Dans le hall, Carole Diamant, la professeur de philo du lycée Auguste-Blanqui, a accompagné son poulain, Akim. La mère du jeune homme fait aussi les cent pas. Elle a pris soin d’enlever le foulard qu’elle porte traditionnellement, mais c’est justement sur ce signe religieux que son fils, là-haut, est interrogé. « Est-ce républicain ? Est-ce acceptable dans un espace public ? » Akim ne se laisse pas démonter. « Au fond, cela dépend des pays, de leur rapport avec la religion, la laïcité et de leur contexte politique. En Turquie, le foulard est interdit à l’université, au Royaume-Uni libéralement toléré, en France il est strictement prohibé à l’école... » Bien joué.

Une jeune élève de Moselle a composé un poème à la fin de sa revue de presse sur l’Irlande. Un garçon de dix-huit ans raconte son expérience d’arbitre de football. Ses notes sont un peu faibles – 12 de moyenne en terminale – mais il travaillait à temps partiel dans une viennoiserie, seize heures par semaine. Cela ne vaut-il pas d’être reconnu ?

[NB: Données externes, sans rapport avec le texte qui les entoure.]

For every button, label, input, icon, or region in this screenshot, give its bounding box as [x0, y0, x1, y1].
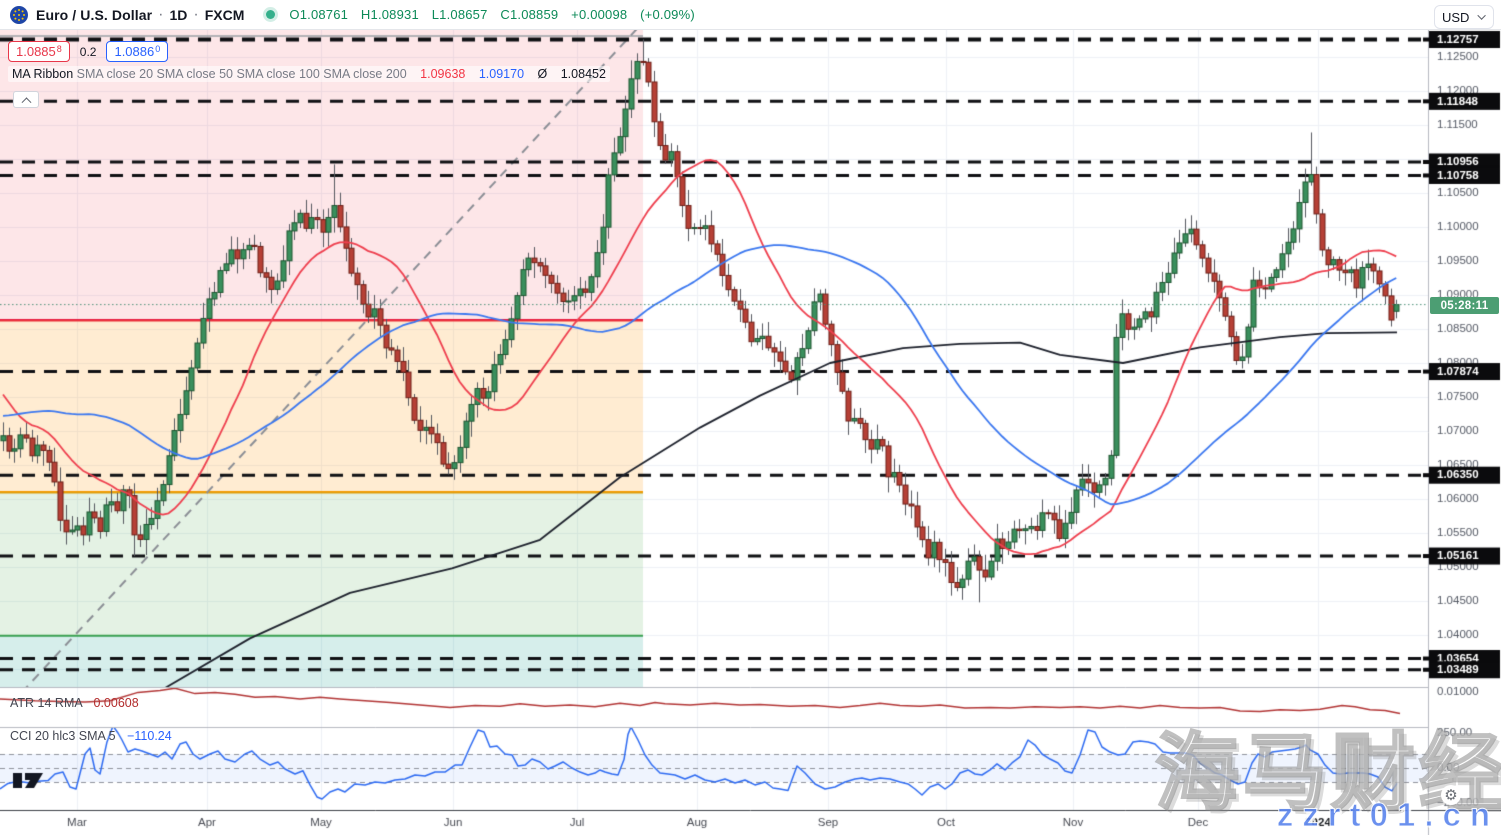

En milieu d’après-midi, le téléphone de Pierre Georges ne cesse de sonner. Deux avions viennent de percuter les deux tours jumelles du World Trade Center de New York. Après consultation des membres du jury, le grand oral de la première promotion des élèves issus de ZEP est maintenu. Richard Descoings vient d’entrer dans le petit cercle recherché par les médias de ceux qui font bouger la société.

 

Une femme est entrée dans cet univers de garçons. Grande, blonde, la voix grave et une énergie folle, on ne saurait la manquer au milieu des jeunes chargés de mission qui virevoltent et triment autour de Richard. Même son parcours la distingue. Nadia Marik est une ancienne de la pub, mais elle a fait l’ENA, par la voie réservée aux salariés du secteur privé. Elle a pris soin de raconter à tous qu’au grand oral du concours d’entrée, Richard Descoings figurait dans son jury et que lorsqu’il lui avait demandé « Qu’est-ce que la loi ? », elle avait répondu : « La loi, c’est moi ! »

Lorsqu’elle arrive, le matin, en jupe de cuir et talons hauts, elle fait toujours sensation. C’est une beauté particulière, avec une allure de grande cavale, un regard gris et des lèvres sensuelles qu’éclipse au premier coup d’œil un nez d’aigle qui donne au visage tout son caractère. C’est aussi une personnalité flamboyante, solide, avec des coups d’éclat. Elle peut rire avec démonstration ou sombrer dans des colères noires, mettant ensuite ses excès sur le compte d’origines tchèques comme si l’Europe centrale ignorait les sangs tièdes.

Le récit de ses débuts à RSCG a fait surgir, parmi les Sciences Po, les grands noms de la publicité et de la politique. Jeune rédactrice, Nadia a partagé quelques mois, rue Bonaparte, un petit bureau avec Jacques Pilhan, le conseiller en communication de François Mitterrand. Lorsqu’elle raconte ses conversations avec le « sorcier de l’Élysée », c’est le grand magma de l’opinion publique qui paraît bouillonner. Elle semble connaître le pouvoir par ses coulisses.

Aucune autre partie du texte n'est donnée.